Although early detection of structural heart disease improves patient outcomes, many patients remain undiagnosed. While echocardiography is impracticable for population screening, electrocardiogram (ECG)-based prediction algorithms can assist identify high-risk patients. For a study, researchers created a unique ECG-based machine learning technique to identify numerous structural heart problems, hypothesizing that a composite model would provide better prevalence and positive predictive values (PPVs), allowing us to make significant echocardiography recommendations.

They trained machine learning models to predict the presence or absence of any of seven echocardiography-confirmed disorders within one year using 2,232,130 ECGs connected to electronic health data and echocardiogram reports from 484,765 individuals between 1984 and 2021. The composite label contained moderate to severe valvular disease (aortic/mitral stenosis or regurgitation, tricuspid regurgitation), a <50% ejection fraction, or an interventricular septal thickness more than >15mm. They examined model performance using 5-fold cross-validation, multi-site validation trained on one site and tested on 10 separate sites, and simulated retrospective deployment trained on pre-2010 data and deployed in 2010.

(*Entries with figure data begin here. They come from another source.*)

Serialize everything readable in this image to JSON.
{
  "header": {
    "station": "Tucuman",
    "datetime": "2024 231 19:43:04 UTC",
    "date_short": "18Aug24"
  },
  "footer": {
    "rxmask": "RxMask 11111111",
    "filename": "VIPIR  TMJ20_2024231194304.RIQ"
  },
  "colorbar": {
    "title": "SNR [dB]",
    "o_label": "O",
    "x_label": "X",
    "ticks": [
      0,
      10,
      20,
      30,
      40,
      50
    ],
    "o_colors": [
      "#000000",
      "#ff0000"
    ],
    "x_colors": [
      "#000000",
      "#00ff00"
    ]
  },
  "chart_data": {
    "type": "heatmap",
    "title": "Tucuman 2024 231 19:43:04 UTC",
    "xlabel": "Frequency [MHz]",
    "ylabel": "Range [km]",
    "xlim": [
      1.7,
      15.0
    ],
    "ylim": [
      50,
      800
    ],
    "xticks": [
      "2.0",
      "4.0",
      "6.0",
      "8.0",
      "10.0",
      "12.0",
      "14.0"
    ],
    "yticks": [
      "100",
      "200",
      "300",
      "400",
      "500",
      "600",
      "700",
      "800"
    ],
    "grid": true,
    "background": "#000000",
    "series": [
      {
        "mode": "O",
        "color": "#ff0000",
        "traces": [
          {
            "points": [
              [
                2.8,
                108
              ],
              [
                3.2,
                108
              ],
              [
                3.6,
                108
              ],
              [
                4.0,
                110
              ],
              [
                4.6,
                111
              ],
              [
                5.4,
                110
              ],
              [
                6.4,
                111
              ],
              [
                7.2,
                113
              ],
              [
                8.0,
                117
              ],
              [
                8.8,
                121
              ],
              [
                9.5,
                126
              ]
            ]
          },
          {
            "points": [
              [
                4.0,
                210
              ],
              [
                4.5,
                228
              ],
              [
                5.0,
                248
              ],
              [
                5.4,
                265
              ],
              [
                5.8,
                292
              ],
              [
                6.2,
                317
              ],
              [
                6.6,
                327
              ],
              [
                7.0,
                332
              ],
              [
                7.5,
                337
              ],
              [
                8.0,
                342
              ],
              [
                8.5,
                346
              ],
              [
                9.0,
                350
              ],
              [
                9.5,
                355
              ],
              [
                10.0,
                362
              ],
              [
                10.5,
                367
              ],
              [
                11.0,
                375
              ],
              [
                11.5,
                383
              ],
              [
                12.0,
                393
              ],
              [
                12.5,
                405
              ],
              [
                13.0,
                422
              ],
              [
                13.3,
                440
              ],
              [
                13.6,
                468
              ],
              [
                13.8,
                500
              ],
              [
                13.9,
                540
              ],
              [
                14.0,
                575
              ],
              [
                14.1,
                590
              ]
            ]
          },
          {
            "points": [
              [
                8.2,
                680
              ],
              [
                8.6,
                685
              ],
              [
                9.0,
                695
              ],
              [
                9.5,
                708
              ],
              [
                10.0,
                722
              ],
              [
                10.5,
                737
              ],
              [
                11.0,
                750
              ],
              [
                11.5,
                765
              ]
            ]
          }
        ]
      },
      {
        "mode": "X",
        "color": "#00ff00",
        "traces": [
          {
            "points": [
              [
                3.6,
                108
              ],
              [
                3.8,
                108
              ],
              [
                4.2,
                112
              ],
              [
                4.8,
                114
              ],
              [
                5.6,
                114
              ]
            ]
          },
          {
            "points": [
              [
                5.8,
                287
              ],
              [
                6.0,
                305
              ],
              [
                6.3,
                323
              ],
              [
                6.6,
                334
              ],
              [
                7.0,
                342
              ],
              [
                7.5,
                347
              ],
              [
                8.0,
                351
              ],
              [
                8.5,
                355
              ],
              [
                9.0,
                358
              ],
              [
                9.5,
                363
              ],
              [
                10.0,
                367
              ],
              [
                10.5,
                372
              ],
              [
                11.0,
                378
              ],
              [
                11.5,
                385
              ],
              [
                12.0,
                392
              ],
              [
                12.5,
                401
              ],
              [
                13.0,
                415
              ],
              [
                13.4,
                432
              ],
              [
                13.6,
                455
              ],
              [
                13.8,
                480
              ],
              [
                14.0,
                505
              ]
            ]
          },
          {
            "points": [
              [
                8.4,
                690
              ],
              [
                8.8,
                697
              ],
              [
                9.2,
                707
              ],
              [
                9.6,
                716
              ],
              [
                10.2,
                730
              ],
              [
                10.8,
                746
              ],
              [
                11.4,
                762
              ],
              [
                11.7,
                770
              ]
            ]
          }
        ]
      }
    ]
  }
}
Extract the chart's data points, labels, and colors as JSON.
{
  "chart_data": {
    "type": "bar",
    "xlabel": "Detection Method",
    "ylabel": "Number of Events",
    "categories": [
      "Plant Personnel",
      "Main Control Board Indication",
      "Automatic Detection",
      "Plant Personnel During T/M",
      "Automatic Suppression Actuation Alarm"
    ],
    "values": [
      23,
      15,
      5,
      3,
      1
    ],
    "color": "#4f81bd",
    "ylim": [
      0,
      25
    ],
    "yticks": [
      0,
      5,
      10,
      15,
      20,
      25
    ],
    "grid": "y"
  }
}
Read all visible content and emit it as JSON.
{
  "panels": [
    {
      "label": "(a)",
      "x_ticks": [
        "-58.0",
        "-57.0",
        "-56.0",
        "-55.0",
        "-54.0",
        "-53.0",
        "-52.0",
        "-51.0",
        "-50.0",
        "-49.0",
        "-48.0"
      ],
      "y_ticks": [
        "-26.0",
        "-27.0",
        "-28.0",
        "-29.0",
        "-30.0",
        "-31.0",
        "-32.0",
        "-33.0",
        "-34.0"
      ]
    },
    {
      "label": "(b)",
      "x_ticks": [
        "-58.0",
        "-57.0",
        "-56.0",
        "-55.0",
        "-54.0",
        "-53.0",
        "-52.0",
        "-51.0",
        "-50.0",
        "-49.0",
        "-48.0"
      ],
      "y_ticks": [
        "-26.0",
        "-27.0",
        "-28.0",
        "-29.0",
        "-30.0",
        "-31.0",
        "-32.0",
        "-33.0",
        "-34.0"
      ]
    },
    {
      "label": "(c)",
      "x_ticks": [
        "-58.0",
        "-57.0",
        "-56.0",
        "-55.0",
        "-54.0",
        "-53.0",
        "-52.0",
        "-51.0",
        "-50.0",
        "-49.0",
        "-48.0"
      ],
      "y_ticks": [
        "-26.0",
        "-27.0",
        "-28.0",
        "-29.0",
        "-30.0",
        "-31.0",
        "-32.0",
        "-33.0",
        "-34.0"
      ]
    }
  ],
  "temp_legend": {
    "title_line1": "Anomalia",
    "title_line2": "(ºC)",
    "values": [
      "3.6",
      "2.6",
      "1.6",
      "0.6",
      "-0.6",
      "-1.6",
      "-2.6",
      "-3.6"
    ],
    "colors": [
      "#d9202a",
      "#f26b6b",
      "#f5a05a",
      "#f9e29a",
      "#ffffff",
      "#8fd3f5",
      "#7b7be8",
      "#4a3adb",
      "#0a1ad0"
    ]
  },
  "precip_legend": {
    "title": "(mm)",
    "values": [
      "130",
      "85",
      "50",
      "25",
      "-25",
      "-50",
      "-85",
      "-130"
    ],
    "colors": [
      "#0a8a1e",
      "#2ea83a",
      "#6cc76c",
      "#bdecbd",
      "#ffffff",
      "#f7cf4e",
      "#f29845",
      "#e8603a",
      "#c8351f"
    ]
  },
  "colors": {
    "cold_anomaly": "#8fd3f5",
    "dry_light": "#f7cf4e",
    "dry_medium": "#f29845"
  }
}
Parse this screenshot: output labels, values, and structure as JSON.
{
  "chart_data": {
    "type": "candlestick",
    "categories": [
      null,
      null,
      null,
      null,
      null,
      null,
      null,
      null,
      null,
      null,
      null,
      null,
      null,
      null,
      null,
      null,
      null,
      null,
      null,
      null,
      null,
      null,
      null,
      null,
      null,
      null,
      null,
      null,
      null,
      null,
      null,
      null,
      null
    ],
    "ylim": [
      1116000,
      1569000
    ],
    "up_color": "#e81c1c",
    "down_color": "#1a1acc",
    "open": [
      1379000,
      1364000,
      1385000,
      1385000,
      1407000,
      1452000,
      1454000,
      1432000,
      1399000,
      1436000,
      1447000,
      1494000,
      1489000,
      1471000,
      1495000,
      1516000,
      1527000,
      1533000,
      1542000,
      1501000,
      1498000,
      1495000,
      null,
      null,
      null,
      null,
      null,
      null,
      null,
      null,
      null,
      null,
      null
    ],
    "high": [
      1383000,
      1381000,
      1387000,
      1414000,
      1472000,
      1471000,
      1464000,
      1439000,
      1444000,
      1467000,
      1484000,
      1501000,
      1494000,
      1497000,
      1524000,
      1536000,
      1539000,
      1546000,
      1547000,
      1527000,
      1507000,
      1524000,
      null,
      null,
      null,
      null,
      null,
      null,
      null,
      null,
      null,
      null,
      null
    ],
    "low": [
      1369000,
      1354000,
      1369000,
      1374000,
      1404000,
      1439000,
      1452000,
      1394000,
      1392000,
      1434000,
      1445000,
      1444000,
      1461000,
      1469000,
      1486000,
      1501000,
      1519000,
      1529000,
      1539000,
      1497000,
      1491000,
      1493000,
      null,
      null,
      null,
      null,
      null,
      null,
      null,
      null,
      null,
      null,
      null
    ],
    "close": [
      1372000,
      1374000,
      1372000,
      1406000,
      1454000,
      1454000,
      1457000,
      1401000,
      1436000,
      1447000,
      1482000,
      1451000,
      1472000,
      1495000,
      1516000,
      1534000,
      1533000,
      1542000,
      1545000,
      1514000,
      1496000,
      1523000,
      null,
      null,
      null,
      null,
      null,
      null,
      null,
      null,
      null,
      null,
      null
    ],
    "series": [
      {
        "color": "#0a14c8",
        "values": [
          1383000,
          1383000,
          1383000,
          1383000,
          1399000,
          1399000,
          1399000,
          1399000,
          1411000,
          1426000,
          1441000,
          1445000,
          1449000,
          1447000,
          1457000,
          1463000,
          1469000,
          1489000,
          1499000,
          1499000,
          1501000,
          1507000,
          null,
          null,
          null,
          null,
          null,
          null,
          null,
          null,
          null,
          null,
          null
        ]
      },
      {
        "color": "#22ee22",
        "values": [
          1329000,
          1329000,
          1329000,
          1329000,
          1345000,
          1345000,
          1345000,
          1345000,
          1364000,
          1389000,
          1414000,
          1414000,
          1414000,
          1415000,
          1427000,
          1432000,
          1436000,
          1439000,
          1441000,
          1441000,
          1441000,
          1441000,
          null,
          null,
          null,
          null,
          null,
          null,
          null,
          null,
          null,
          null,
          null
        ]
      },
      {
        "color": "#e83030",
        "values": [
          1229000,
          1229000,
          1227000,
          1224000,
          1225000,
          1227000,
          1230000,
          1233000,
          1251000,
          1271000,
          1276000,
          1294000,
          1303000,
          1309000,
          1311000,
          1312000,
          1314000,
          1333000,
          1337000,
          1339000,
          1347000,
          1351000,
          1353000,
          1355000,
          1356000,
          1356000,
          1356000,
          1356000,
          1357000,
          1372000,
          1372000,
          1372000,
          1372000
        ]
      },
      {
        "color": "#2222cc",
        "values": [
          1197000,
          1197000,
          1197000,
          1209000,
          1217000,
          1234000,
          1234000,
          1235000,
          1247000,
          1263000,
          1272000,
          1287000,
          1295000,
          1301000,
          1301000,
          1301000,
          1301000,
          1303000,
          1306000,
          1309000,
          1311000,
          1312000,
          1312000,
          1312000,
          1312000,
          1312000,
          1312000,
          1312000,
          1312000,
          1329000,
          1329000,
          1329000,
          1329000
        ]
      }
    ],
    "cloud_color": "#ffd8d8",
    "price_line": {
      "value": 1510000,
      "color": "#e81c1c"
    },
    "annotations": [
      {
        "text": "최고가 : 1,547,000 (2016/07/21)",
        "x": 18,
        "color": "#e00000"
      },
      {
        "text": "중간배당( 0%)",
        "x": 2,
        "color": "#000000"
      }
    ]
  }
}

The composite ‘rECHOmmend’ model, which included age, gender, and ECG traces, had an AUROC of 0.91 and a PPV of 42% at 90% sensitivity, with a composite label prevalence of 17.9%. Individual disease models obtained AUROCs ranging from 0.86 to 0.93 and PPVs ranging from 1% to 31%. The AUROCs for models with varying input characteristics ranged from 0.80-to 0.93, with additional features raising the AUROCs. After training on a different site, multi-site validation produced findings similar to cross-validation, with an aggregate AUROC of 0.91 across the independent test set of 10 clinical sites. In the simulated retrospective deployment, 11% of ECGs obtained in patients without pre-existing structural heart disease in 2010 were categorized as high-risk, with 41% (4.5% of total patients) developing real echocardiography-confirmed illness within one year.

A composite endpoint ECG-based machine learning model may detect a high-risk group for having undiscovered, clinically relevant structural heart disease while outperforming single disease models and boosting practical utility with better PPVs. The strategy might enable focused screening using echocardiography to improve structural heart disease under-diagnosis.